Nervous Conditions

by valdesjoha

Images of Colonialism

By Johannes Valdes

Born in 1959 at the Colony of Rhodesia in Zimbabwe, Tsitsi Dangarembga wrote Nervous Conditions during her mid-twenties.  Her novel takes us through the complex portrayal of the challenges a young Rhodesian girl must face as she leaves her impoverished background to gain an education.  Tambu, the protagonist, realizes that the only way for her family to escape the cycle of poverty lies in education, and with the unfortunate passing of her older brother, she gains the opportunity to be educated.  Guided through imagery,  readers will be brought into the mind of Tambu as she undergoes her journey towards progress while concurrently retaining her traditions.

Utilizing the effectual technique of imagery, Dangarembga facilitates her work of literature to describe the ramifications of colonialism as they set on her main character.  The story is guided entirely through the mind of Tambu as she experiences the transition from adolescence to adulthood.  Recalling her past, she can remember helping her grandmother in her gardening plot (Dangarembga, 19).  At a young age, Tambu exhibited the knowledge and inheritance of skills passed down from generation to generation.
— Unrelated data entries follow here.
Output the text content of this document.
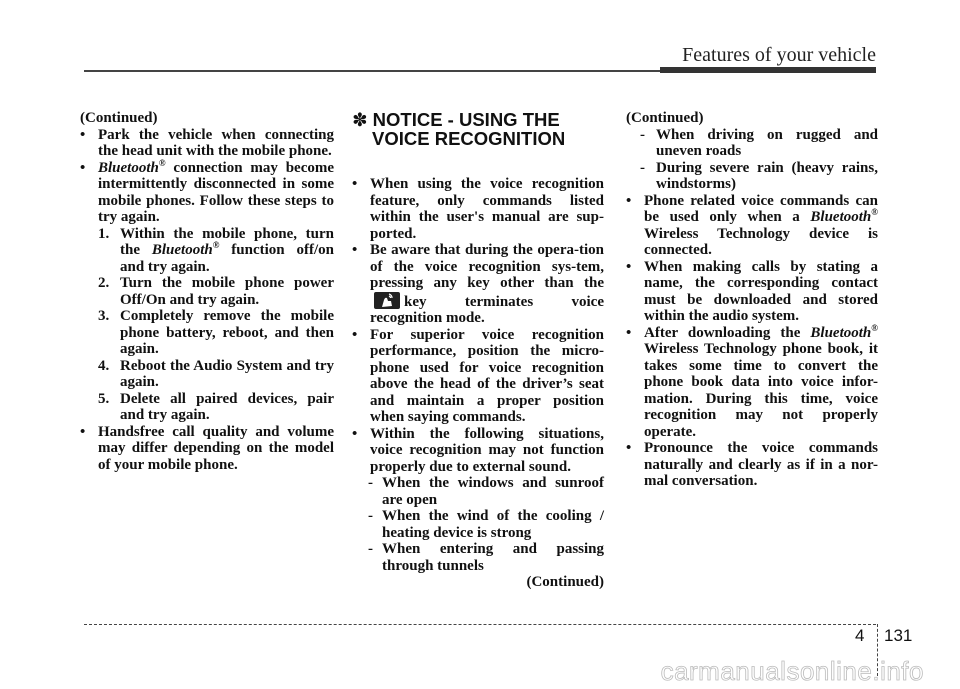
Features of your vehicle

(Continued)

• Park the vehicle when connecting the head unit with the mobile phone.

• Bluetooth® connection may become intermittently disconnected in some mobile phones. Follow these steps to try again.

1. Within the mobile phone, turn the Bluetooth® function off/on and try again.

2. Turn the mobile phone power Off/On and try again.

3. Completely remove the mobile phone battery, reboot, and then again.

4. Reboot the Audio System and try again.

5. Delete all paired devices, pair and try again.

• Handsfree call quality and volume may differ depending on the model of your mobile phone.

✽ NOTICE - USING THE
VOICE RECOGNITION

• When using the voice recognition feature, only commands listed within the user's manual are sup-ported.

• Be aware that during the opera-tion of the voice recognition sys-tem, pressing any key other than the
key terminates voice recognition mode.

• For superior voice recognition performance, position the micro-phone used for voice recognition above the head of the driver’s seat and maintain a proper position when saying commands.

• Within the following situations, voice recognition may not function properly due to external sound.

- When the windows and sunroof are open

- When the wind of the cooling / heating device is strong

- When entering and passing through tunnels

(Continued)

(Continued)

- When driving on rugged and uneven roads

- During severe rain (heavy rains, windstorms)

• Phone related voice commands can be used only when a Bluetooth® Wireless Technology device is connected.

• When making calls by stating a name, the corresponding contact must be downloaded and stored within the audio system.

• After downloading the Bluetooth® Wireless Technology phone book, it takes some time to convert the phone book data into voice infor-mation. During this time, voice recognition may not properly operate.

• Pronounce the voice commands naturally and clearly as if in a nor-mal conversation.

4 131
carmanualsonline.info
Then the story adjusts as psychologically her mental image of tradition has changed by reason of progress.  With the intent of advancing while balancing her tradition, she begins to sell her own corn crops to earn the means for tuition.  Such an act foreshadows scenes further into the novel as exposure to her new atmosphere gradually influences her.  Upon her earliest return back to the homestead, she is awakened to how unsanitary her living conditions were prior to leaving .  As Tambu enters the bathroom facility, she recalls how “it had never smelt and its pink plaster walls had remained a healthy pink…but now faeces and urine contaminated every surface”(Dangarembga, 125).  This passage uncovers how what once was normal to her had become shocking.

Furthermore, Dangarembga intends for us to integrate into her story through the mind of Tambu.  Read from a first person perspective, everyday events are filtered through her interpretations which allow readers to understand the character’s opinions and thoughts.  With realistic analysis, the story proceeds in the path Tambu draws out for us. Throughout the novel, this vantage point brings light to observances of cultural differences in social status and women’s rights as well as experiences of the effects of patriarchal rule.   By exploring the consequences of cultural conflict when the characters allow colonial ideas to displace their origin, Tambu comes within reach of forgetting her culture.  Meanwhile, her mother, who is seen as no more than a possession, consistently reminds Tambu of the reality of her ethnic heritage.

Much like the protagonist of her novel, Dangarembga lived in England, was educated in the British school system, and became fluent in English at the expense of her native tongue.  These events that formed her youth are therefore expressed through the fictional character Tambu.  As both Dangarembga and Tambu face changes in their lifestyle, they have both experienced the effects of Colonialism.  Nervous Conditions is a novel that explores the impact of such a process, and the use of imagery to highlight colonial relationships.